Telegram setup in 5 minutes
- Create a bot via BotFather on Telegram
- In Claude Code: install the official Anthropic plugin
- Configure with your bot token
- Launch with the --channels flag
- Pair by messaging the bot
For Discord, it's almost identical. The gotcha: enable Message Content Intent in the Privileged Gateway Intents.
What Channels does well
- Ultra fast setup: 5 minutes, no Docker, no reverse proxy
- Native security: user ID allowlist, pairing code, nothing exposed
- Extensible architecture: MCP plugin system allows more platforms
- File support: images and documents up to 50 MB
The limits nobody talks about
1. Your machine must stay on. Close your terminal, bot is dead.
2. Manual launch every time. The channels command every single time.
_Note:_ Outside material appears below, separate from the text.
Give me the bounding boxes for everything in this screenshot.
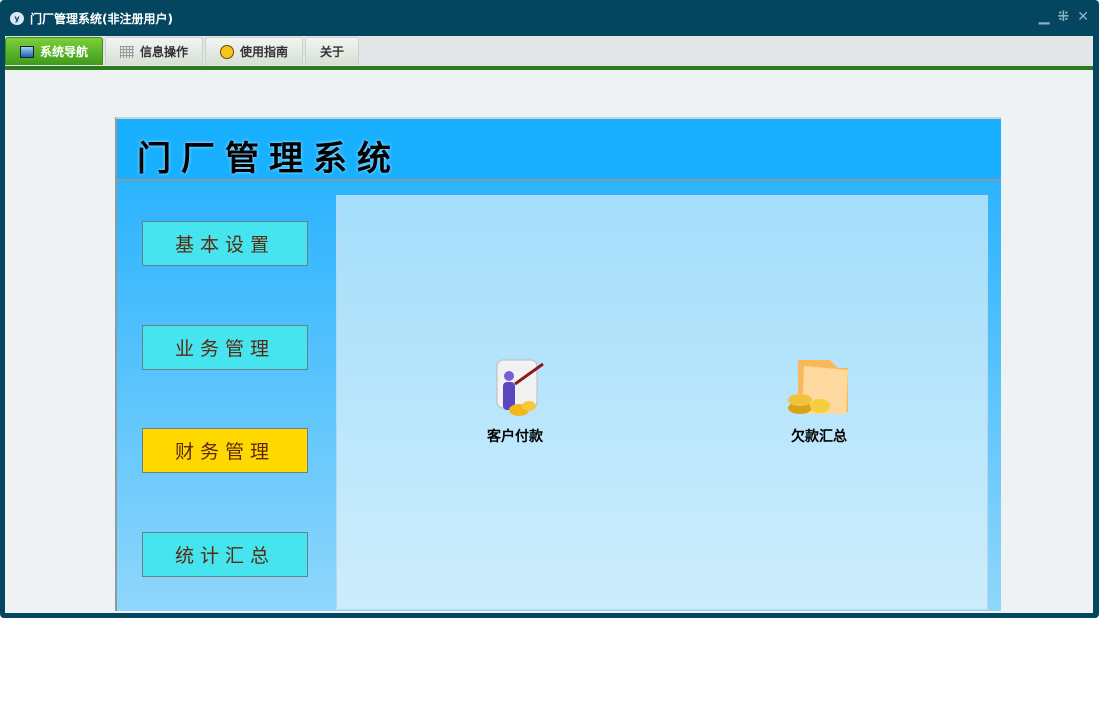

3. Zero persistent memory. No identity files, no daily notes, no long-term memory.
4. No scheduled tasks. No crons, no heartbeats. The agent does nothing on its own.
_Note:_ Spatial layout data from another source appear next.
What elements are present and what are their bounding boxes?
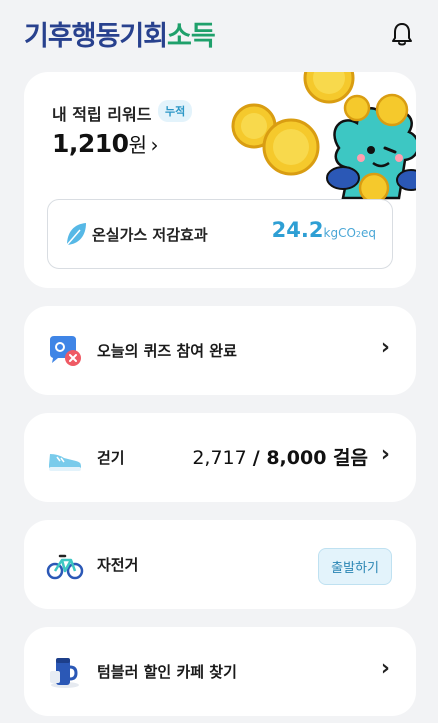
chevron-right-icon: › [380, 656, 390, 681]
steps-count: 2,717 / 8,000 걸음 [192, 443, 368, 470]
quiz-icon [50, 336, 81, 366]
chevron-right-icon: › [380, 335, 390, 360]
bicycle-label: 자전거 [97, 556, 139, 574]
logo-text-main: 기후행동기회 [24, 21, 168, 52]
walking-label: 걷기 [97, 449, 125, 467]
depart-button[interactable]: 출발하기 [318, 548, 392, 585]
co2-label: 온실가스 저감효과 [92, 226, 208, 244]
leaf-icon [66, 223, 86, 246]
bicycle-row: 자전거 출발하기 [24, 520, 416, 609]
reward-amount-unit: 원 [128, 133, 147, 157]
co2-value: 24.2kgCO2eq [272, 218, 376, 242]
steps-goal: / 8,000 걸음 [252, 447, 368, 469]
bicycle-icon [46, 554, 84, 580]
reward-amount-value: 1,210 [52, 129, 129, 158]
tumbler-label: 텀블러 할인 카페 찾기 [97, 663, 237, 681]
logo-text-accent: 소득 [167, 21, 216, 52]
chevron-right-icon: › [150, 133, 158, 157]
tumbler-row[interactable]: 텀블러 할인 카페 찾기 › [24, 627, 416, 716]
steps-current: 2,717 [192, 447, 247, 469]
mascot-coins-illustration [231, 72, 416, 203]
co2-unit-eq: eq [361, 226, 376, 240]
tumbler-icon [50, 658, 79, 688]
co2-unit-kg: kg [323, 226, 339, 240]
bell-icon[interactable] [388, 20, 416, 48]
app-logo: 기후행동기회소득 [24, 14, 216, 53]
reward-badge: 누적 [158, 100, 193, 122]
reward-card[interactable]: 내 적립 리워드 누적 1,210원 › 온실가스 저감효과 24.2kgCO2e… [24, 72, 416, 288]
quiz-row[interactable]: 오늘의 퀴즈 참여 완료 › [24, 306, 416, 395]
shoe-icon [49, 454, 81, 471]
co2-unit-co: CO [338, 226, 356, 240]
reward-amount[interactable]: 1,210원 › [52, 129, 158, 158]
chevron-right-icon: › [380, 442, 390, 467]
quiz-label: 오늘의 퀴즈 참여 완료 [97, 342, 237, 360]
walking-row[interactable]: 걷기 2,717 / 8,000 걸음 › [24, 413, 416, 502]
reward-title: 내 적립 리워드 [52, 105, 152, 124]
co2-value-number: 24.2 [271, 218, 324, 242]
co2-reduction-box: 온실가스 저감효과 24.2kgCO2eq [47, 199, 393, 269]
app-header: 기후행동기회소득 [0, 0, 438, 64]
5. One channel at a time. Telegram OR Discord, not both.
6. Claude only. No model choice. Locked into Anthropic's ecosystem.
Anthropic shipped 3 features, not 1

| Feature | Date | One sentence |
|---|---|---|
| Remote Control | Feb 24 | A remote window into your terminal |
| Dispatch | Mar 17 | A walkie-talkie to your desktop assistant |
| Channels | Mar 20 | A Telegram/Discord chatbot connected to your terminal |
| OpenClaw | Nov 2025 | An autonomous agent that works while you sleep |
The comparison table

| Remote Control | Dispatch | Channels | OpenClaw | |
|---|---|---|---|---|
| Machine must run | YES | YES | YES | NO (VPS 24/7) |
| Persistent memory | No | No | No | YES |
| Scheduled tasks | No | Basic | No | YES |
| Autonomy | No | No | No | YES |
| Multi-channel | No | No | No | YES (10+) |
| Model agnostic | No | No | No | YES |
My verdict
Channels is a good start. The MCP architecture is clean. But even on a VPS, you'd just have a pipe. To make it a real assistant, you need to build everything around it: memory, crons, skills, resilience. That's exactly what OpenClaw spent months building.
It's a brick, not the house.
The real signal is that Anthropic validates the concept of personal agents accessible via messaging. 200K GitHub stars on OpenClaw, and now Anthropic shipping 3 features in one month to respond. The race for personal agents is on.